BERKELEY: Pacific Film Archives pays tribute to the actor who, with no small degree of justice, can claim to be the face of the French New Wave with "Jean-Pierre Léaud: The New Wave and After" (January 18 - February 29). Leaud made his film debut at fifteen when Francois Truffaut cast him as Antoine Doinel, his youthful alter ago in the 1959 The 400 Blows. That would turn out to be a pretty steady gig, as he went on to reprise the character in three more features made between 1968's Stolen Kisses to the 1979 Love on the Run. All of them are included here, along with Truffaut's Day for Night and Two English Girls and Leaud's work for Godard (La Chinoise, Masculine Feminine, and Weekend, in which he has a cameo), Jacques Rivette (Out 1: Spectre), and Jean Eustache (The Mother and the Whore). The more recent films include Olivier Assayas' Irma Vep, which finds Leaud once again involved in making a movie within a movie, and another cameo appearance in La Vie de Boheme, arguably the funniest movie by the Finnish director Aki Kaurismäki.
Also at PFA: "Vegetable, Mineral: Recent Experimental Documentaries" (January 15 - February 26) will include evenings devoted to the work of James Benning, Maryam Kashani, Rene Daalder, and the radical media collective Paper Tiger TV. On February 5, the program will also incorporate a presentation and booksigning by Alexandra Juhasz and Jesse Lerner, authors of the news study F Is for Phony.
LOS ANGELES: The Los Angeles County Museum of Art spends the weekend trying to get to the bottom of that sweet mystery of life that is David Lynch. Friday night, the museum screens Lynch's short films, while Saturday it celebrates the thirtieth anniversary of Eraserhead with a showing of a restored print of the film, a bad dream we never get tired of hearing recounted. On both nights, they're showing the strange new documentary Lynch, in which our hero can be seen directing Inland Empire, explaining to Laura Dern why she should be flattered when he calls her "tidbit", talking about the bad old days in Philadelphia, and letting the cigarette butts pile up on the concrete floor of his office. Maybe if enough people show up, the museum will have a heart and buy the guy an ashtray.

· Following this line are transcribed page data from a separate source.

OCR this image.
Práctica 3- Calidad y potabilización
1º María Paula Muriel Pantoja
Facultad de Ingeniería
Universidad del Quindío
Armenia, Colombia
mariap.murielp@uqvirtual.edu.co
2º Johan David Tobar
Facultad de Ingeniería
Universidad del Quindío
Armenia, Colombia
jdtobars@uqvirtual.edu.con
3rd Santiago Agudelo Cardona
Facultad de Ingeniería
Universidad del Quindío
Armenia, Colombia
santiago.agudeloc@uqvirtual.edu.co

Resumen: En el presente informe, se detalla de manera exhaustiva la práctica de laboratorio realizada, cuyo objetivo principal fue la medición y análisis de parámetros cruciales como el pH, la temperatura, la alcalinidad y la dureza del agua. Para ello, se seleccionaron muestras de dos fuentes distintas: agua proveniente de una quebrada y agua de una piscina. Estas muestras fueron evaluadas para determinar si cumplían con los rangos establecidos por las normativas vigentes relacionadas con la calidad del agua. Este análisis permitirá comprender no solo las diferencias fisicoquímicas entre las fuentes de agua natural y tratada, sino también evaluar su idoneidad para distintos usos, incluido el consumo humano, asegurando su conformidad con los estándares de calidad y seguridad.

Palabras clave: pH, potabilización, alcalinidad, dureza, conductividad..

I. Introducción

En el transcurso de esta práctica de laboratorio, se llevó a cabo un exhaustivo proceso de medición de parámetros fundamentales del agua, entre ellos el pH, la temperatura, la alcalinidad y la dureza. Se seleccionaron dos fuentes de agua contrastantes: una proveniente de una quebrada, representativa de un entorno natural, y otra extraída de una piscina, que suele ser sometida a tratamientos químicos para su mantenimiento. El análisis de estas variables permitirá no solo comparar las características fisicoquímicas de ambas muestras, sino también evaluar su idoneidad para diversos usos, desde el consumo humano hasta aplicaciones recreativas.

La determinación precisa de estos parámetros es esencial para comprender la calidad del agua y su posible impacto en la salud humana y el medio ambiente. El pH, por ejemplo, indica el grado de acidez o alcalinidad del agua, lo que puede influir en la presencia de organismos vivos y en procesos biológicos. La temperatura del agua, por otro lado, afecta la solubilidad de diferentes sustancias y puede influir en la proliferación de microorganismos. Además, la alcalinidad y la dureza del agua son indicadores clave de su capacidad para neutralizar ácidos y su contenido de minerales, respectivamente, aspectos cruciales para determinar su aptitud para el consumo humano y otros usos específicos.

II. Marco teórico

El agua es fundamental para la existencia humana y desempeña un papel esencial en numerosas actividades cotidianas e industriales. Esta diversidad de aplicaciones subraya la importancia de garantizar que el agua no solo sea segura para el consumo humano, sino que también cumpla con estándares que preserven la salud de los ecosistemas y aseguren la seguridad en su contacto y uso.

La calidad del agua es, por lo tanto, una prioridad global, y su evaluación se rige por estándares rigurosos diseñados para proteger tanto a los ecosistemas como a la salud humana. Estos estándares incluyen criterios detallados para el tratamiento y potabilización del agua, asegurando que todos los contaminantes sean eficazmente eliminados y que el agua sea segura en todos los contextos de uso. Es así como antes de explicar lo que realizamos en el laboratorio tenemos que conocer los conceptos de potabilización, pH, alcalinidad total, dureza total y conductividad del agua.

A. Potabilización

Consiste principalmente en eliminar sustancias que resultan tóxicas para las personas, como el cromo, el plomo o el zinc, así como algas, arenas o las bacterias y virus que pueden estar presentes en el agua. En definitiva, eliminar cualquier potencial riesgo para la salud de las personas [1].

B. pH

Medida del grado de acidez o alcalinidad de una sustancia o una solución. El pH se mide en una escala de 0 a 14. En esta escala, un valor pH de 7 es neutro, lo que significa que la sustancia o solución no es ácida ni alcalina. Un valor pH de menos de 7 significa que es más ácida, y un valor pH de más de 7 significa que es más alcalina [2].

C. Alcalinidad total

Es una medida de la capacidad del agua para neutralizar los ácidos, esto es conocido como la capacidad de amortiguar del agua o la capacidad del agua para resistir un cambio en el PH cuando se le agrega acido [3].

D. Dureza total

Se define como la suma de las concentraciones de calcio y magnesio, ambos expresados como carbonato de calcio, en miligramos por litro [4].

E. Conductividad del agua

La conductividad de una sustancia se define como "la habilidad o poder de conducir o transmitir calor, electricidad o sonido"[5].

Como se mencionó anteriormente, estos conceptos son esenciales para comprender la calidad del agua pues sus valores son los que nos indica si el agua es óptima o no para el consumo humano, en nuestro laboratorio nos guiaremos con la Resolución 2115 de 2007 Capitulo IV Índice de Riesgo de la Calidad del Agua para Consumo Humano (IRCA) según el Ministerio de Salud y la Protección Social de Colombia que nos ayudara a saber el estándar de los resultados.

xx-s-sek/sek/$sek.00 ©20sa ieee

NEW YORK: For two weeks starting January 18, Film Forum brings back Alain Resnais' Last Year at Marienbad, the icy, beautiful 1961 film that did its part to make European cinema seem like a stylish thing to puzzle over. A style-setter in the area of fashion as much as in filmmaking, it has the not inconsiderable distinction of being the only film to win both the Golden Lion at the Venice Film Festival and inclusion in Harry and Michael Medved's The Fifty Worst Films of All Time.